Explained in words, this is the average taxonomic distance from species i to every other species, summed over all species, i = 1, 2, …, S. (Taking an average rather than a sum gets you back to AvTD, $\Delta ^ +$.) TTD may well be a useful measure of total taxonomic breadth of an assemblage, as a modification of species richness which allows for the species inter-relatedness, so that it would be possible, for example, for an assemblage of 20 closely-related species to be deemed less ‘rich’ than one of 10 distantly-related species. In general, however, like total PD, total TD will tend to track species richness rather closely, and will only therefore be useful for tightly controlled designs in which effort is identical for the samples being compared, or sampling is sufficiently exhaustive for the asymptote of the species-area curve to have been reached (i.e. comparison of censuses rather than samples).
 

Variation in TD

Finally, a comparison of Fig. 17.5c and f shows that the scope for extracting meaningful biodiversity indices (unrelated to richness) from simple species lists has not yet been exhausted. Average taxonomic distinctness is the same in both cases ($\Delta ^ + = 66.6$) but the tree constructions are very different, the former having consistent, intermediate taxonomic distances between pairs of species, in comparison with the latter’s disparate range of small and large values.

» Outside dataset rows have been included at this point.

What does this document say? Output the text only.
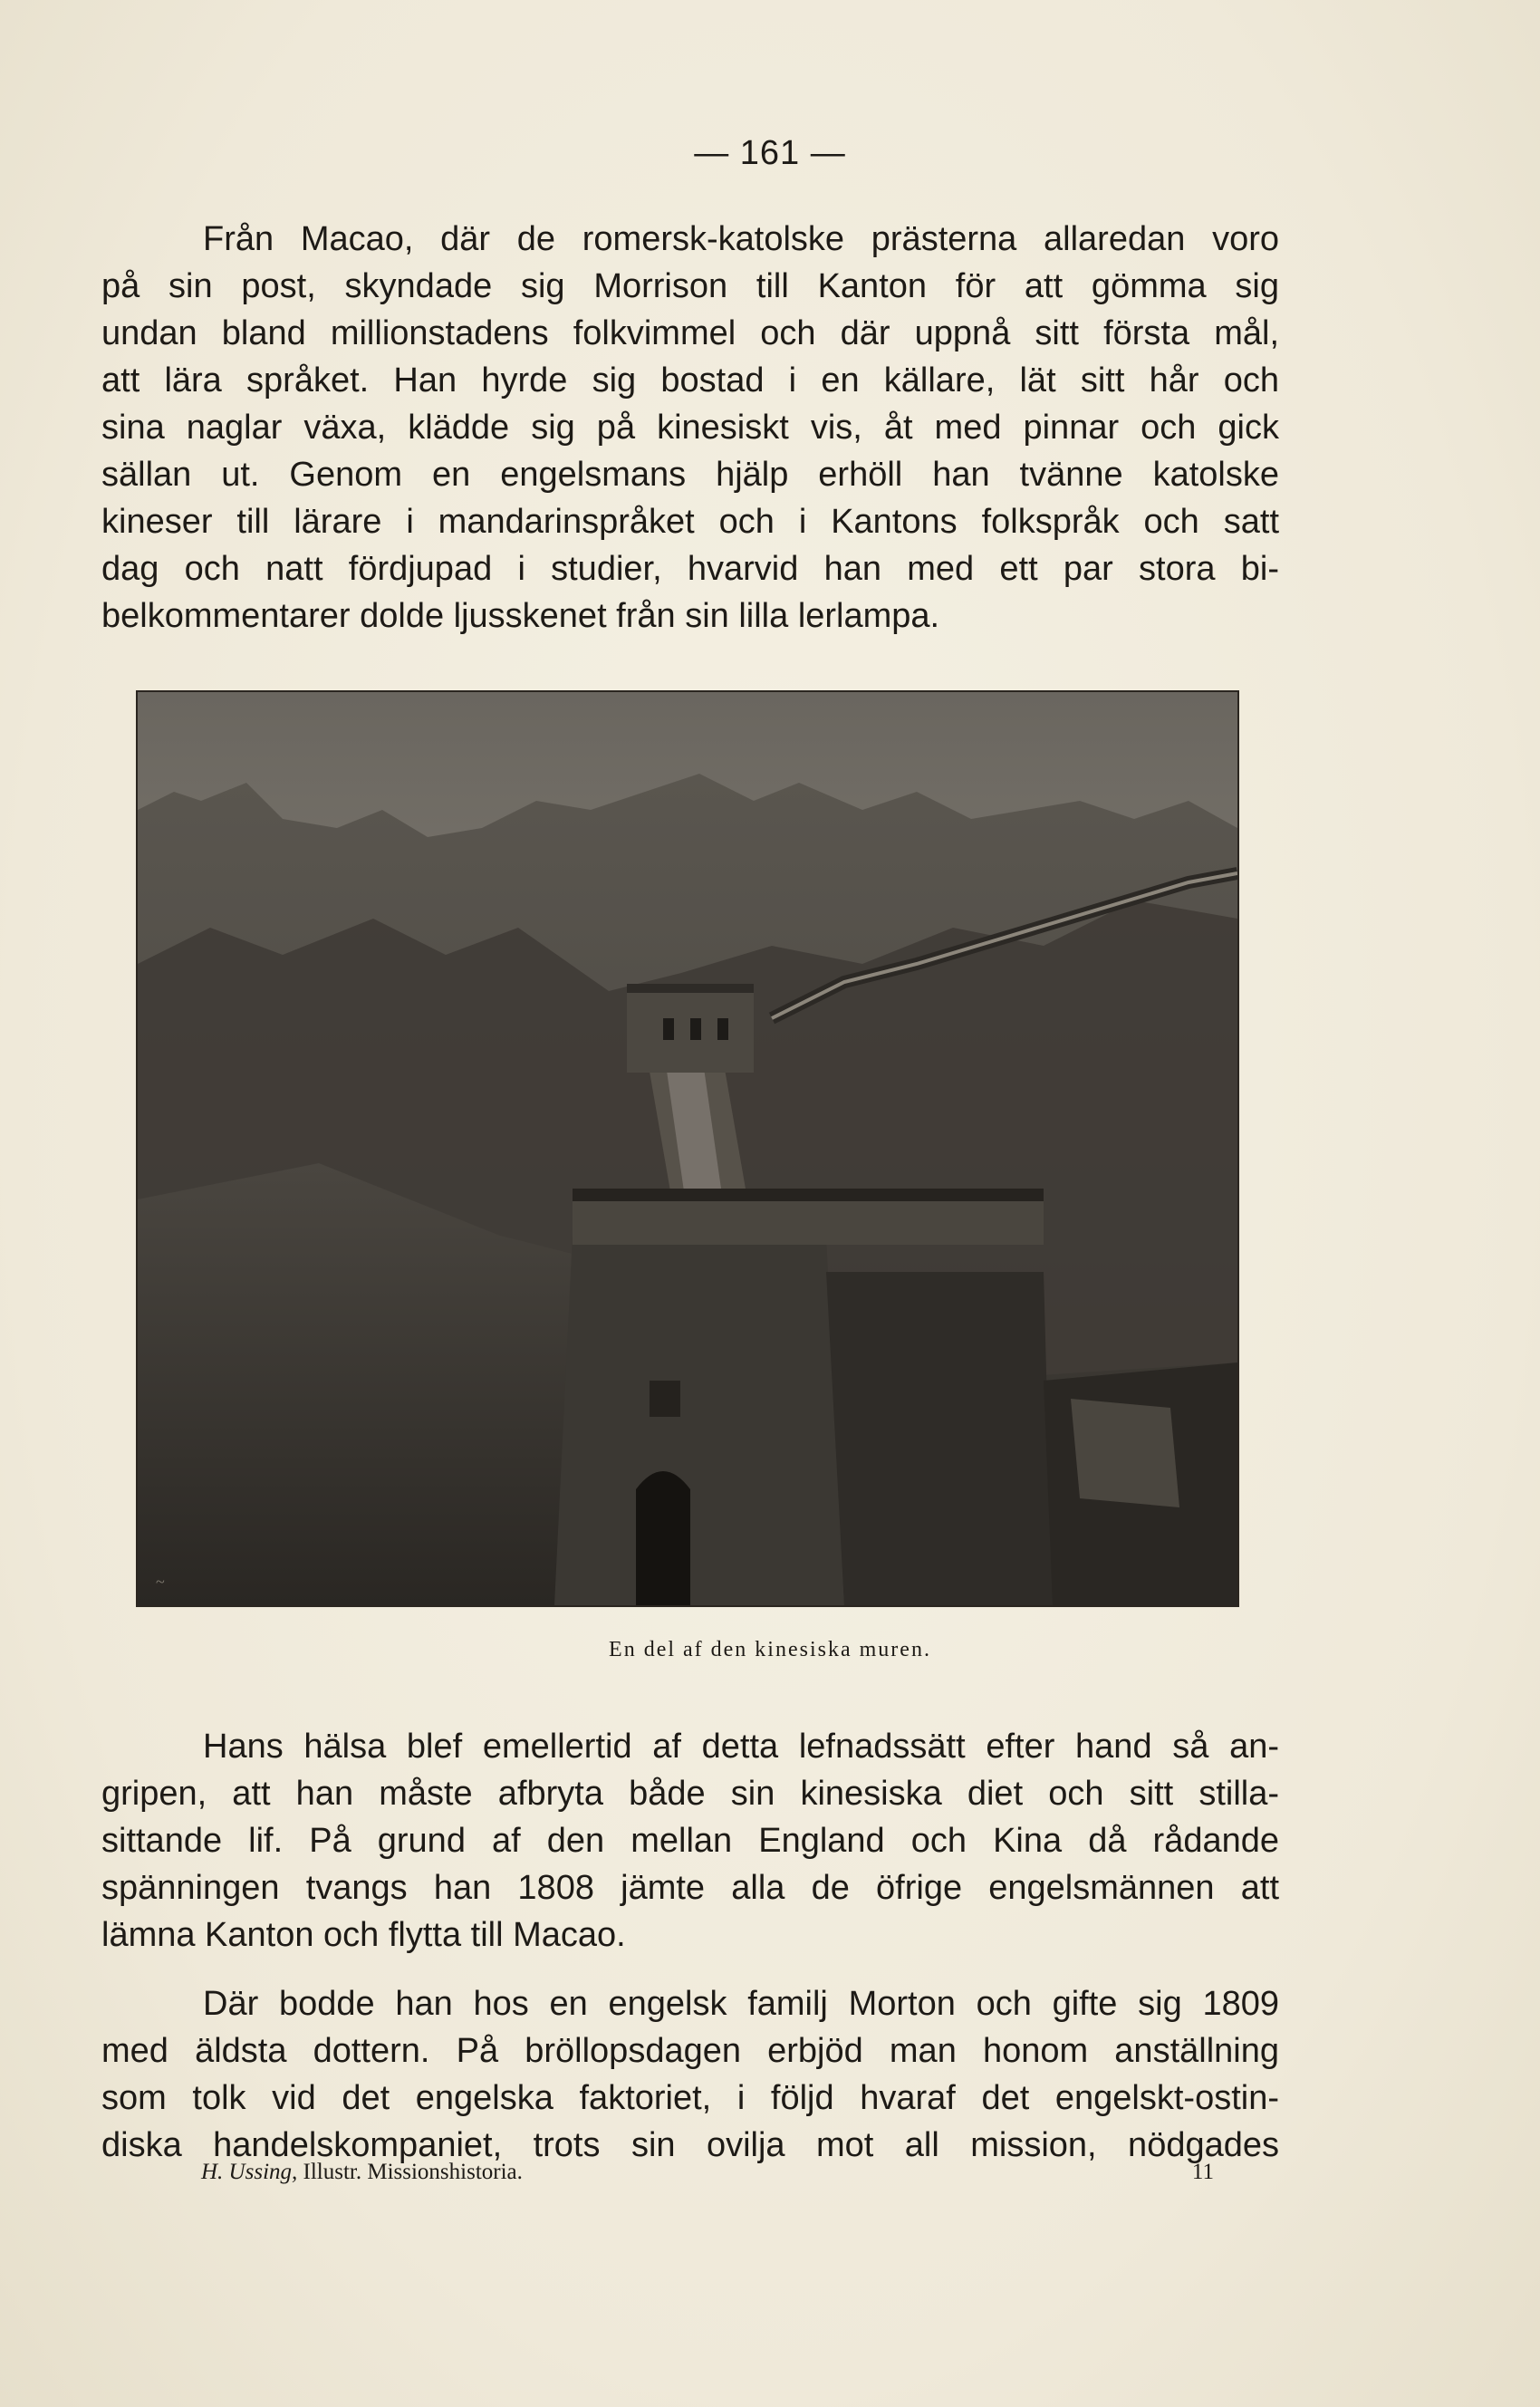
— 161 —
Från Macao, där de romersk-katolske prästerna allaredan voro
på sin post, skyndade sig Morrison till Kanton för att gömma sig
undan bland millionstadens folkvimmel och där uppnå sitt första mål,
att lära språket. Han hyrde sig bostad i en källare, lät sitt hår och
sina naglar växa, klädde sig på kinesiskt vis, åt med pinnar och gick
sällan ut. Genom en engelsmans hjälp erhöll han tvänne katolske
kineser till lärare i mandarinspråket och i Kantons folkspråk och satt
dag och natt fördjupad i studier, hvarvid han med ett par stora bi-
belkommentarer dolde ljusskenet från sin lilla lerlampa.
~
En del af den kinesiska muren.
Hans hälsa blef emellertid af detta lefnadssätt efter hand så an-
gripen, att han måste afbryta både sin kinesiska diet och sitt stilla-
sittande lif. På grund af den mellan England och Kina då rådande
spänningen tvangs han 1808 jämte alla de öfrige engelsmännen att
lämna Kanton och flytta till Macao.
Där bodde han hos en engelsk familj Morton och gifte sig 1809
med äldsta dottern. På bröllopsdagen erbjöd man honom anställning
som tolk vid det engelska faktoriet, i följd hvaraf det engelskt-ostin-
diska handelskompaniet, trots sin ovilja mot all mission, nödgades
H. Ussing, Illustr. Missionshistoria.	11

This can be conveniently summarised in a further statistic, the variance of the taxonomic distances {$\omega_{ij}$} between each pair of species i and j, about their mean value $\Delta ^ +$:

$$ \Lambda ^ + = \left[ \sum \sum _ {i < j} ( \omega _ {ij} - \Delta ^ + ) ^ 2 \right] / \left[ S (S - 1)/2 \right] \tag{17.7} $$

termed the variation in taxonomic distinctness, VarTD. Its behaviour in a practical application will be examined later in the chapter, but note for the moment that it, too, appears to have the desirable sampling property of (approximate) lack of dependence of its mean value on sampling effort (see Fig. 17.2f).


The PRIMER DIVERSE routine has options to compute the full range of relatedness-based biodiversity measures discussed in this chapter: $\Delta$, $\Delta ^ \ast$, $\Delta ^ +$, TTD, $\Lambda ^ +$, PD, $\Phi ^ +$, simultaneously for all the samples in a species matrix. It returns the values to a worksheet which can be displayed as Scatter Plots, Histograms, Draftsman Plots etc, analysed in a multivariate way (with the indices as the variables, page 8.7) or by conventional univariate tests, either in PERMANOVA on Euclidean distance matrices from single indices ( Anderson, Gorley & Clarke (2008) ) or exported to ANOVA software. These DIVERSE options require the availability of an aggregation file, detailing which species map to which genus, families etc, in exactly the same format needed for the Aggregate routine used to perform higher taxonomic level analyses in Chapter 10.